Dengan nada emosi, Sudiana mengingatkan ke depan pangempon dan pura harus menjaga pura dan kawasan suci dengan mengerahkan pecalang secara tegas, untuk mengantisipasi terulangnya kasus serupa. “Kalau ada hukum penggal, sudah dipenggal pelakunya. Saya yakin turis itu gila. Karena berani begitu, kehidupannya di dunia ini tidak akan selamat,” sergah Sudiana.

Menurut Sudiana, ke depan sanksi juga harus tegas terhadap pelaku pelecehan tempat suci dan penodaan agama.
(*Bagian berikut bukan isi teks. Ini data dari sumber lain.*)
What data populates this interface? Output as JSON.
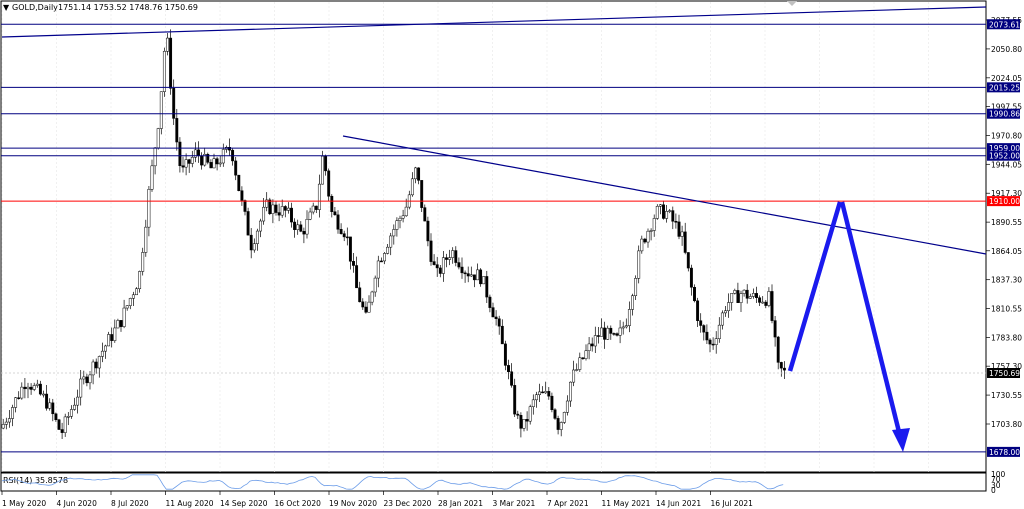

Terkadang, PHDI keras, tapi pangempon pura malam berdamai dengan pelaku. Menurut Sudiana, itu yang sering terjadi selama ini.

“Saya minta pangempon pura jangan memberikan ampun lagi. Jangan ada upaya-upaya damai. Jangan dengan biaya pengganti upacara adat pecaruan hanya Rp 12 juta, kita dibeli dan pura dilecehkan. Mereka sangat merendahkan kita, sementara kita mempertahankan keyakinan Hindu,” katanya.

“Kalau saya pribadi, pelakunya dihukum penggal itu, hukum langsung, bisa juga ditenggelamkan ke laut. Matanya dikasi uyah tabia (air cabe). Sayang. Sekarang nggak ada hukum begitu,” lanjut tokoh umat yang juga menjabat Rektor Institut Hindu Dharma Negeri (IHDN) Denpasar ini.

Sudiana menegaskan, PHDI dan Majelis Desa Adat berharap ke depan sanksi hukum adat dan hukum pidana diberlakukan sekaligus jika ada wisatawan yang melecehkan pura. ”Turis bersangkutan harus dipanggil, guidenya juga dipanggil, pa-ngempon kita undang. Sanksinya harus keras ini.”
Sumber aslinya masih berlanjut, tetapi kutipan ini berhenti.